Should success crown the efforts of France against England, there will remain but gloriously to terminate this long war, to give freedom to commerce and make other powers adopt the system. Political liberty will then acquire that degree of perfection and breadth of which it is susceptible and philosophy will see with joy the olive branch of an eternal peace shade the course of science and industry.
This letter possesses two great points of interest. One that it marks the first approach of Fulton to Napoleon, leading as will be seen below to a far more important suggestion than that of building small canals; and the other that it is animated by an intense desire for French success over England. That this was in the beginning Fulton’s hope is to be borne in mind when, as will be shown, having developed in 1804 the opposite or pro-British sympathy, he lived and worked during two years in England for the destruction of Napoleon’s power though perhaps not of French ascendancy. The letter speaks of a “lasting peace.” That is something that the same nations a century and a quarter later are still seeking.
How delightfully charming and naïve is Fulton’s confidence that his picture of an altruistic ambition would excite a sympathetic emotion in Bonaparte. If Napoleon read the letter he must have smiled at Fulton’s enthusiastic simplicity.

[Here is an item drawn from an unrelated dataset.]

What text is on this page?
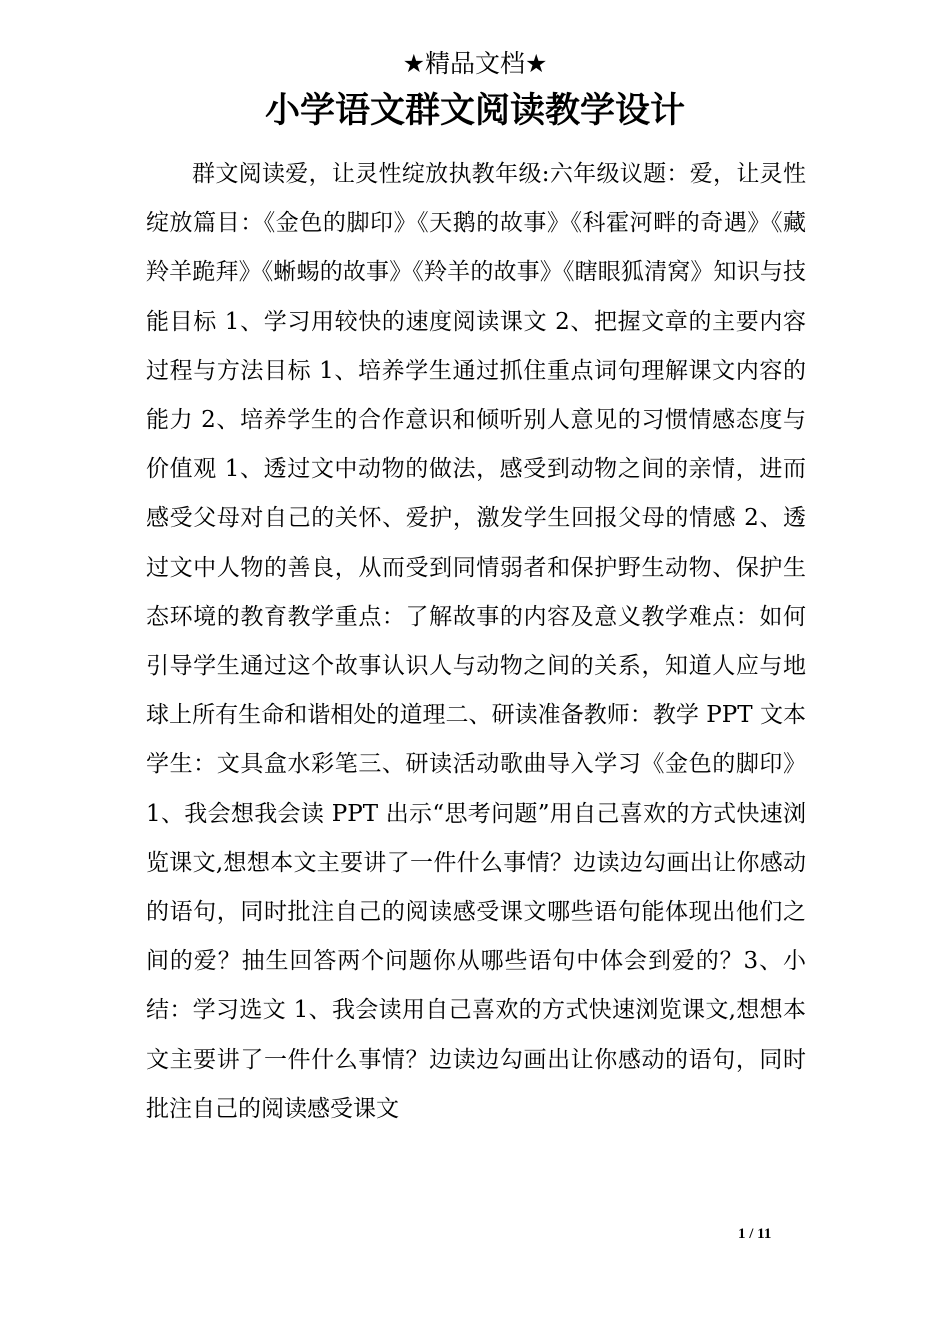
★精品文档★
小学语文群文阅读教学设计

群文阅读爱，让灵性绽放执教年级:六年级议题：爱，让灵性绽放篇目：《金色的脚印》《天鹅的故事》《科霍河畔的奇遇》《藏羚羊跪拜》《蜥蜴的故事》《羚羊的故事》《瞎眼狐清窝》知识与技能目标 1、学习用较快的速度阅读课文 2、把握文章的主要内容过程与方法目标 1、培养学生通过抓住重点词句理解课文内容的能力 2、培养学生的合作意识和倾听别人意见的习惯情感态度与价值观 1、透过文中动物的做法，感受到动物之间的亲情，进而感受父母对自己的关怀、爱护，激发学生回报父母的情感 2、透过文中人物的善良，从而受到同情弱者和保护野生动物、保护生态环境的教育教学重点：了解故事的内容及意义教学难点：如何引导学生通过这个故事认识人与动物之间的关系，知道人应与地球上所有生命和谐相处的道理二、研读准备教师：教学 PPT 文本学生：文具盒水彩笔三、研读活动歌曲导入学习《金色的脚印》1、我会想我会读 PPT 出示“思考问题”用自己喜欢的方式快速浏览课文,想想本文主要讲了一件什么事情？边读边勾画出让你感动的语句，同时批注自己的阅读感受课文哪些语句能体现出他们之间的爱？抽生回答两个问题你从哪些语句中体会到爱的？3、小结：学习选文 1、我会读用自己喜欢的方式快速浏览课文,想想本文主要讲了一件什么事情？边读边勾画出让你感动的语句，同时批注自己的阅读感受课文

1 / 11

Fulton’s leaning to French views at this time is explained by the fact that in politics he was intensely republican, in fact, somewhat extreme, a position that was undoubtedly encouraged and strengthened by his mentor, Barlow, who we have seen was a candidate for the celebrated Convention of 1793. This same leaning very likely influenced his remaining in France, rather than undertaking his contemplated return to his native land, because at this period his political ideals seemed more probable of realization in the former than in the latter country.